Some suggest water has its own memory
And what about being a being of life? Like Apsu,
perhaps an alligator, or a river monster?
And the leviathanic sea creature Tiamat!
Were they a pair prone to battle; or were they
like spiders, feeding on each other after the mating?
O Tiamat, she was chaos! Early Egyptians drew the
distinction between alligator and the behemothic hippo,
when they cursed Apophis, the conqueror-invader
from the North. Sumer, Egypt and the Indus Valley were
civilisations based around rivers. How do we
dispute that water begat known civilisation. Even as the first
deluge story goes that it didn’t rain cats and dogs;
but, in fact, the sluices of the earth had opened!
What is the difference between river water
and sea water. Each giving life to the other!
Or what is the difference between sky and sea,
if they were parted, one from the other, like old mythologies state.
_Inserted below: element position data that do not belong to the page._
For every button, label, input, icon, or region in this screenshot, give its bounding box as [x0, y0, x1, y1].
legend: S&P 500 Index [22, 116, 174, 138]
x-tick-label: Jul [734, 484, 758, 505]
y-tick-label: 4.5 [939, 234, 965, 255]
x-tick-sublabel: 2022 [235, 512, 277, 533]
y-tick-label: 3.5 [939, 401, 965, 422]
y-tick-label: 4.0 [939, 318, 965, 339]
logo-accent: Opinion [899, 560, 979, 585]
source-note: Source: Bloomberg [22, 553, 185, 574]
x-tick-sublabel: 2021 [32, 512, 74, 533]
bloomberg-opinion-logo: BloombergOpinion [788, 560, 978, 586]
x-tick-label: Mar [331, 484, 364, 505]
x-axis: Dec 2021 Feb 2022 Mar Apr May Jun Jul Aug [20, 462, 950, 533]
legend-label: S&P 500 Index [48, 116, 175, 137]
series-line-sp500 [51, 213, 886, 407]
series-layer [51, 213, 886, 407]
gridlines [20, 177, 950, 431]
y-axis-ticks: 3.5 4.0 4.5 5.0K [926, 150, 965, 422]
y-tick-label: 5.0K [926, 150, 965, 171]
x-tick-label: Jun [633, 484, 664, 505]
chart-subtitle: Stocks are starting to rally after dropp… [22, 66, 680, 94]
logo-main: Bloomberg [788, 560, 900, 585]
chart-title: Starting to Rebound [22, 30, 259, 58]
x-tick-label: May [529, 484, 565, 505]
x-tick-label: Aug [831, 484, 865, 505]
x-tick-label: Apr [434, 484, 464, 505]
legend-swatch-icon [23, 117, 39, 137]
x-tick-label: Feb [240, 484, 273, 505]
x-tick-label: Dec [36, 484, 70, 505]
Enki carved the world with his waterworks
and designed a creature that ate of knowledge.
Much later, Oannes, came from the sea to give the world
art, culture and law. When did Ouranos come,
then, with his Rta? You know that King Merovech was dually
conceived – of his father Chlodio and a sea monster;
the Quinotaur who shape-shifted and seduced his mother.
Mythology is not straightforward in stating it – but there are
dragon lineages in earth, fire, air and water. It runs as an inheritance
in our bloodstream to this day. In the old days, fire dragons fed on uranium
to enable them to breathe fire. The more recent Sapiens Man was
not made from clay! The dust and water that settled in a laboratory
test tube was Sapiens. That the Sapienta of Sapiens was knowledge –
not wisdom, nor intuition. His knowledge grew manifold in the Age of Pisces.
So, Saint Paul morphed from Sol Invictus to fish!
Who gave the Americas the laws of civilisation? Was Viracocca, who could
command the weather, a serpent-dragon of earth and air?
Was he a legacy of the Atlanteans? Did the crystal-seeking Atlanteans
(Titans) think water was their enemy? Only to be infiltrated
and deluged by it? What is the Mesopotamian legacy of Oannes (John)?
Was John the Baptist a river-water dragon?
Can we refute mythology as a fiction of disrepute?…
If only the stars could speak louder than their muted
whispers, in their timelessly wandering light?